Identifiers
- Symbol: FHIPEP
- Pfam: PF00771
- InterPro: IPR001712
- PROSITE: PDOC00763
- TCDB: 3.A.6

Available protein structures:
- Pfam: structures / ECOD
- PDB: RCSB PDB; PDBe; PDBj
- PDBsum: structure summary

= FHIPEP protein family =

Family of proteins with type III secretion pathway apparatus

In molecular biology, the FHIPEP protein family (Flagellar/Hr/Invasion Proteins Export Pore family) consists of a number of proteins that constitute the type III secretion (or signal peptide-independent) pathway apparatus. This mechanism translocates proteins lacking an N-terminal signal peptide across the cell membrane in one step, as it does not require an intermediate periplasmic process to cleave the signal peptide. It is a common pathway amongst Gram-negative bacteria for secreting toxic and flagellar proteins.

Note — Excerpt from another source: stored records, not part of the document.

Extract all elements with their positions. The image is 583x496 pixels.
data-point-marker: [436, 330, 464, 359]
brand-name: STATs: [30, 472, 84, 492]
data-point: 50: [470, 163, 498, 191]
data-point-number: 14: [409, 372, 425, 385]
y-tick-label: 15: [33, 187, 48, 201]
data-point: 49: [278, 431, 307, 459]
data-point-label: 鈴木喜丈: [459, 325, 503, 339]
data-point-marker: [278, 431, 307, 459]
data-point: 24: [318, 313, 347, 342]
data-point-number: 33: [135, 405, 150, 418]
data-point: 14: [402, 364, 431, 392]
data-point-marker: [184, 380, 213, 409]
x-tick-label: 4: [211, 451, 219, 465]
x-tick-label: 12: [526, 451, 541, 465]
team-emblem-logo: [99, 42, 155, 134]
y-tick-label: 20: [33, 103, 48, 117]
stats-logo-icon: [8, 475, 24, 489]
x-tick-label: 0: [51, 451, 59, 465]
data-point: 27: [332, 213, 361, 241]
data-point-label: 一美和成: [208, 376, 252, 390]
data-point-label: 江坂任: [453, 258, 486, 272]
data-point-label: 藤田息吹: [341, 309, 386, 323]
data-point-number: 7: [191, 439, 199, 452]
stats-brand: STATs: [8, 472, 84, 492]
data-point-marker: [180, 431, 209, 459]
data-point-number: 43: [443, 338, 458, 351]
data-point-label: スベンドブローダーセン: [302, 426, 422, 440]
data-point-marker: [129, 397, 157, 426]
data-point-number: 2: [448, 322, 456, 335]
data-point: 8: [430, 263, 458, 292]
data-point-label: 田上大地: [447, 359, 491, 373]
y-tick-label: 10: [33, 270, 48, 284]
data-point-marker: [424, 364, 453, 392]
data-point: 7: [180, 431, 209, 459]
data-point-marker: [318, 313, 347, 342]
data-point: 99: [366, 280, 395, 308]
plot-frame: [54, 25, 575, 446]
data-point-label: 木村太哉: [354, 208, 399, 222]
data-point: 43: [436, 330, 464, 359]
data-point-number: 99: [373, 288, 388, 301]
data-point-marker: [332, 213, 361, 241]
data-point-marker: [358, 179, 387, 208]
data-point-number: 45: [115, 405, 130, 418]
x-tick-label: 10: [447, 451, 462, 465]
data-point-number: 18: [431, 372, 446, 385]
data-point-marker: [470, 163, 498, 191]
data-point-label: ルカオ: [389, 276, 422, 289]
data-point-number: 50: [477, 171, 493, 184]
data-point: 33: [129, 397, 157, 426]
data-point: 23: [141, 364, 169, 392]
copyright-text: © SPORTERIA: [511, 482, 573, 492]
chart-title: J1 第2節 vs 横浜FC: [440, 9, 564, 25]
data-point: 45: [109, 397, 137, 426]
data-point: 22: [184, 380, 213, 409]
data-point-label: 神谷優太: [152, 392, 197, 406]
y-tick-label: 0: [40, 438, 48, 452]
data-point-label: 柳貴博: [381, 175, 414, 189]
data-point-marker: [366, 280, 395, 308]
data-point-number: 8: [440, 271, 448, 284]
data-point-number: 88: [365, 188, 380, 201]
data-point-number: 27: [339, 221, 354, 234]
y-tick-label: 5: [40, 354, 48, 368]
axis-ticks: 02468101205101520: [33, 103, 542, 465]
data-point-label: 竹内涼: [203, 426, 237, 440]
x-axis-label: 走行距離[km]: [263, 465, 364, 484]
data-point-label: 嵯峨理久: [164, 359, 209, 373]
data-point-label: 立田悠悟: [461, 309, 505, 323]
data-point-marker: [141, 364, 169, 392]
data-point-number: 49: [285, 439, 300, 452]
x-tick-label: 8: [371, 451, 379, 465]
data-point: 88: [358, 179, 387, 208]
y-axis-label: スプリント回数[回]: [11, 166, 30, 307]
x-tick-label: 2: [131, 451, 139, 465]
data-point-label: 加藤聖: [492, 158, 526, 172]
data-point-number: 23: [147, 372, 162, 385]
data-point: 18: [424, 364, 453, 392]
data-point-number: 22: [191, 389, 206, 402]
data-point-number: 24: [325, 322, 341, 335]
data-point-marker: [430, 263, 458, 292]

The pathway apparatus comprises three components: two within the inner membrane and one within the outer. An FHIPEP protein is located within the inner membrane, although it is unknown which component it constitutes. FHIPEP proteins have all about 700 amino acid residues. Within the sequence, the N terminus is highly conserved and hydrophobic, suggesting that this terminus is embedded within the membrane, with 6-8 transmembrane (TM) domains, while the C terminus is less conserved and appears to be devoid of TM regions. It is possible that members of the FHIPEP family serve as pores for the export of specific proteins.